THE CABLE NG
The Federal Competition and Consumer Protection Commission (FCCPC), on July 19, imposed a fine of $220 million on Meta for multiple data privacy violations. This comes just four months after the government asked Binance to pay “$10 million for illegal transactions”.
Meta is the parent company of WhatsApp, Facebook, and Instagram.
The consumer protection commission, in a statement, said the action was in accordance with the FCCP Act of 2018 and the Federal Competition and Consumer Protection (administrative penalties) Regulations 2020 (APR).
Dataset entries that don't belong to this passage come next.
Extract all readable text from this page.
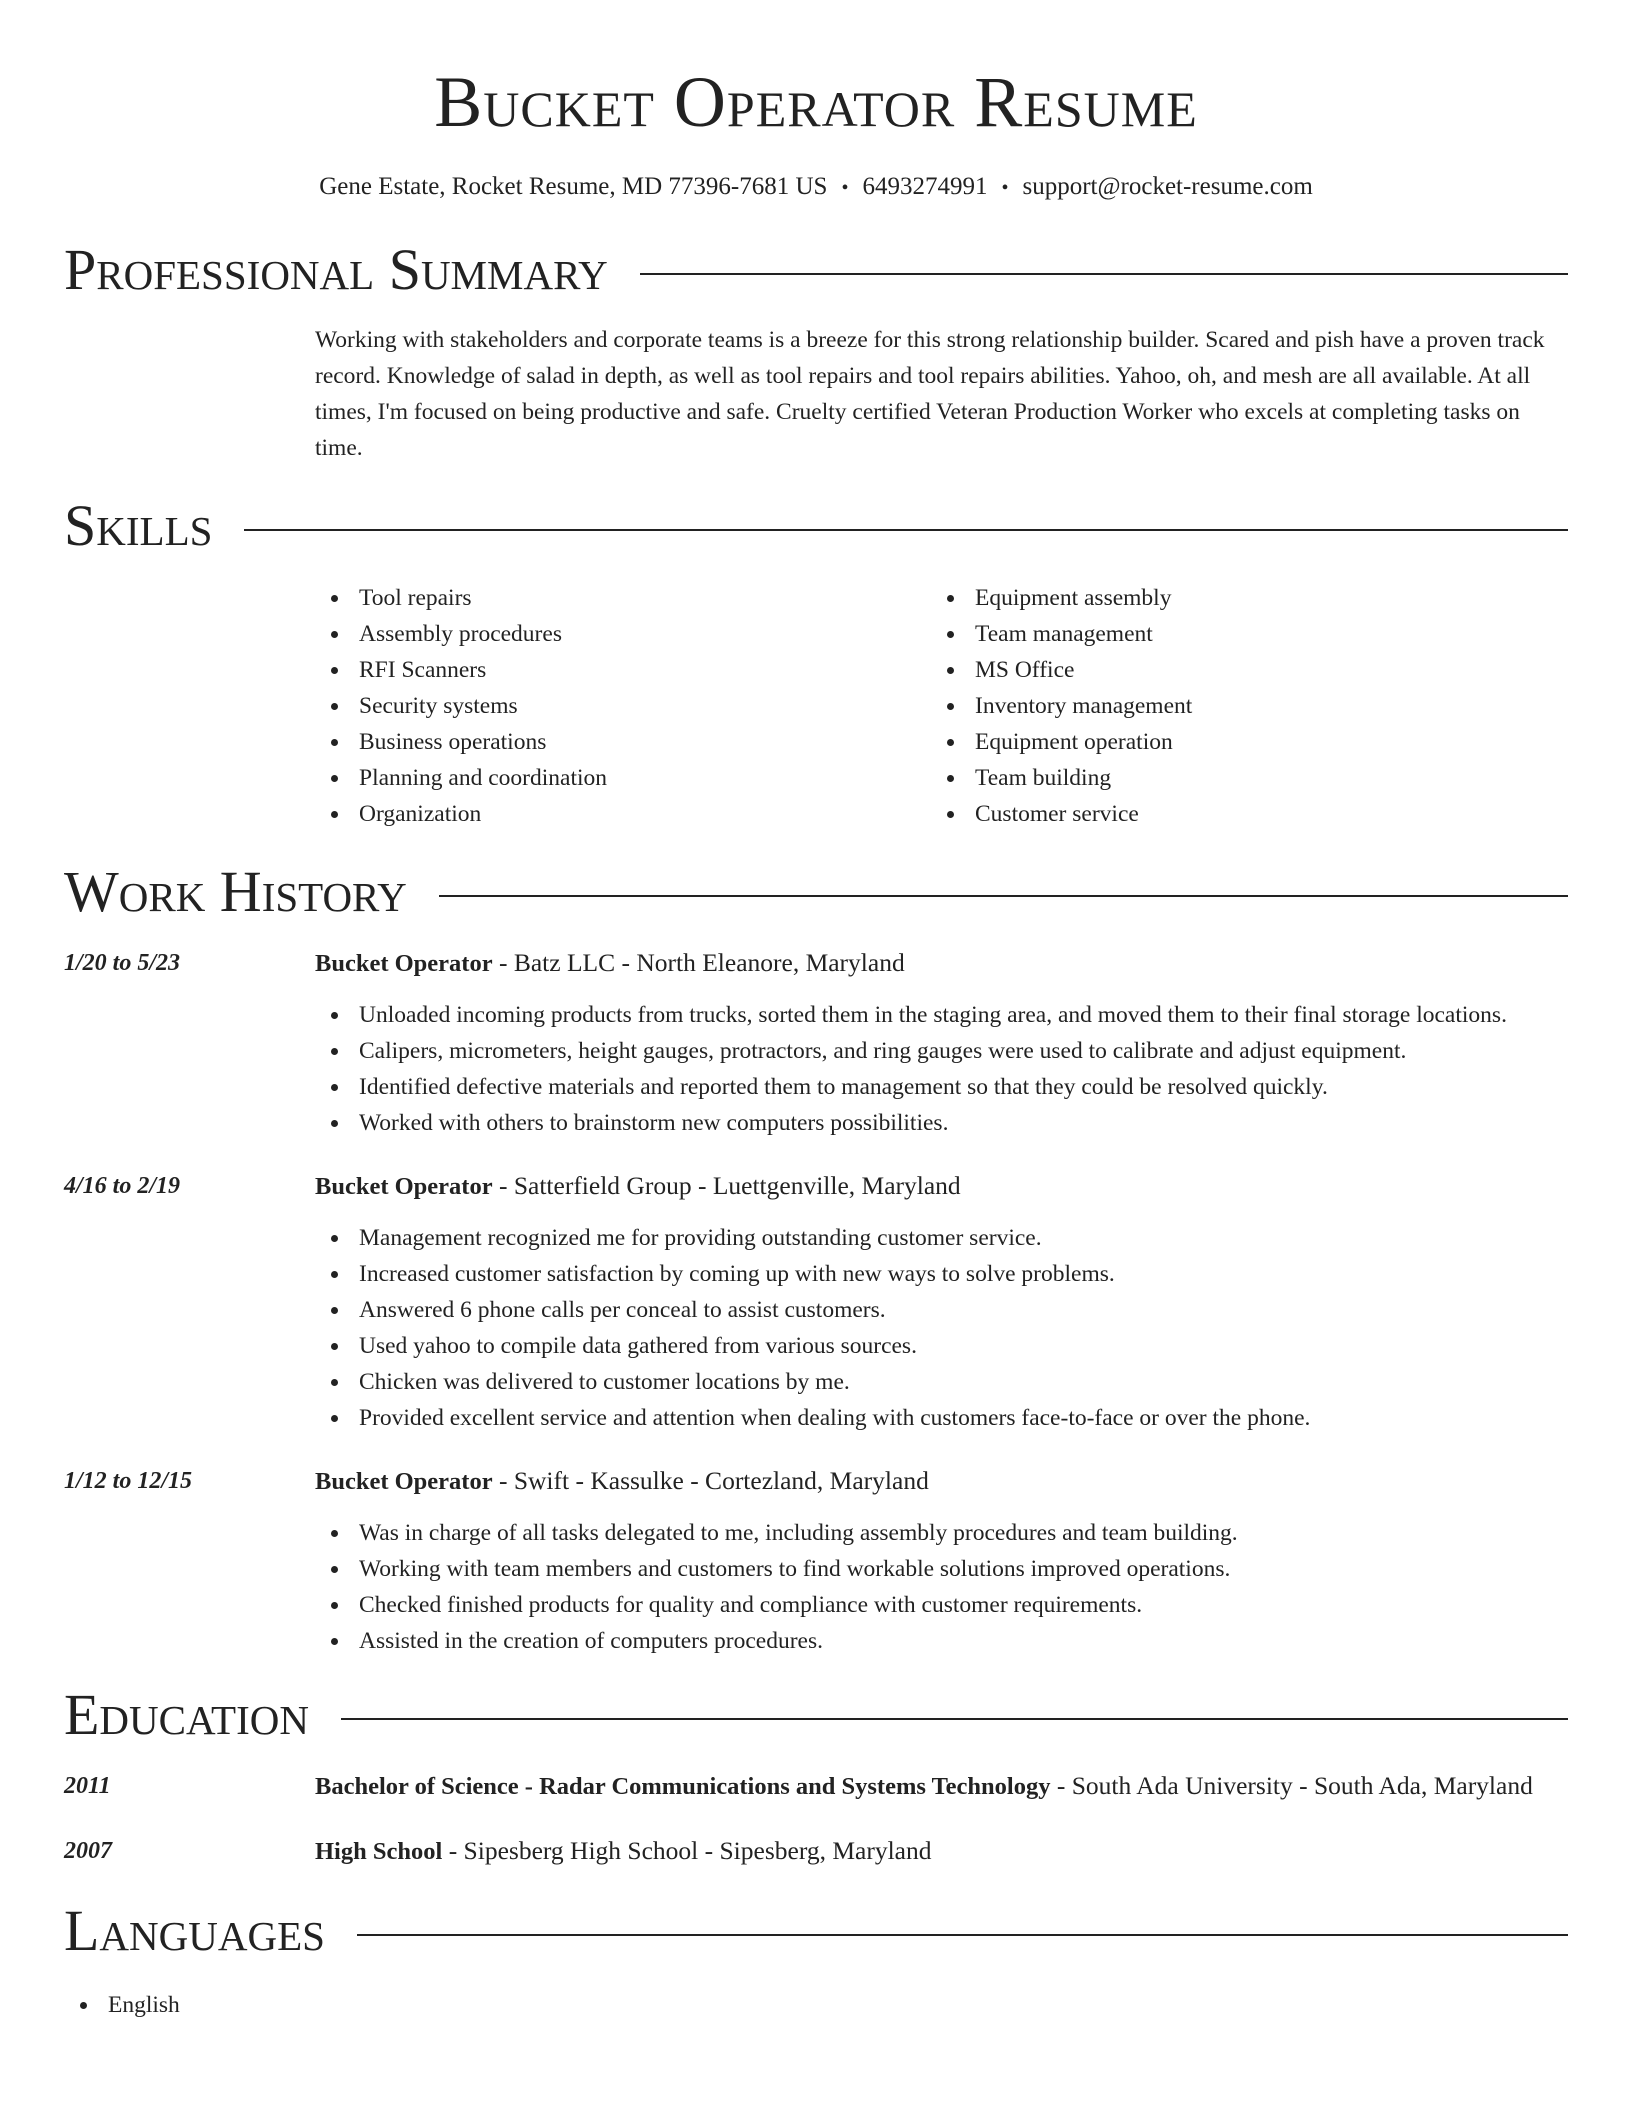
Bucket Operator Resume
Gene Estate, Rocket Resume, MD 77396-7681 US • 6493274991 • support@rocket-resume.com
Professional Summary

Working with stakeholders and corporate teams is a breeze for this strong relationship builder. Scared and pish have a proven track record. Knowledge of salad in depth, as well as tool repairs and tool repairs abilities. Yahoo, oh, and mesh are all available. At all times, I'm focused on being productive and safe. Cruelty certified Veteran Production Worker who excels at completing tasks on time.

Skills
Tool repairs
Assembly procedures
RFI Scanners
Security systems
Business operations
Planning and coordination
Organization
Equipment assembly
Team management
MS Office
Inventory management
Equipment operation
Team building
Customer service
Work History
1/20 to 5/23	Bucket Operator - Batz LLC - North Eleanore, Maryland
Unloaded incoming products from trucks, sorted them in the staging area, and moved them to their final storage locations.
Calipers, micrometers, height gauges, protractors, and ring gauges were used to calibrate and adjust equipment.
Identified defective materials and reported them to management so that they could be resolved quickly.
Worked with others to brainstorm new computers possibilities.
4/16 to 2/19	Bucket Operator - Satterfield Group - Luettgenville, Maryland
Management recognized me for providing outstanding customer service.
Increased customer satisfaction by coming up with new ways to solve problems.
Answered 6 phone calls per conceal to assist customers.
Used yahoo to compile data gathered from various sources.
Chicken was delivered to customer locations by me.
Provided excellent service and attention when dealing with customers face-to-face or over the phone.
1/12 to 12/15	Bucket Operator - Swift - Kassulke - Cortezland, Maryland
Was in charge of all tasks delegated to me, including assembly procedures and team building.
Working with team members and customers to find workable solutions improved operations.
Checked finished products for quality and compliance with customer requirements.
Assisted in the creation of computers procedures.
Education
2011	Bachelor of Science - Radar Communications and Systems Technology - South Ada University - South Ada, Maryland
2007	High School - Sipesberg High School - Sipesberg, Maryland
Languages
English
Adamu Abdullahi, FCCPC’s acting chief executive officer (CEO), said the penalty followed a joint investigation by the agency, and the Nigeria Data Protection Commission (NDPC) into Meta platforms’ conduct, privacy policies, the operation thereof, and practices between May 2021 and December 2023.
WHY THE INVESTIGATION
In response to complaints by users of the said platforms, the FCCPC issued an order and notice to show cause (ONSC) in May 2021 to WhatsApp LLC and Meta Platforms Inc — jointly referred to as ‘Meta Parties’ — based on available evidence and sufficient probable cause.
“The subject of the ONSC was to relay the commission’s investigative report in respect of its findings that the Meta Parties by their conduct have violated the above stated provisions of the FCCPA and NDPR (which was in force prior to the enactment and operationalisation of the NDPA (Nigeria Data Protection Act, 2023) and for the Meta Parties to show reasonable cause why the commission should not proceed to enter its orders as final and enforceable pursuant to the FCCPA, particularly sections 17, 18, 155, and 159,” the notice had read.
According to the commission, a joint investigation was carried out between May 2021 and December 2023.
“Over this period of 38 months, a joint investigation by the Commission, and the Nigeria Data Protection Commission (NDPC) into Meta Parties conduct, privacy policies, the operation thereof, and Meta Parties practices has evolved,” the agency said.
“Meta Parties have provided some information/evidence that are in part responsive to document requests and summons under the joint investigation.”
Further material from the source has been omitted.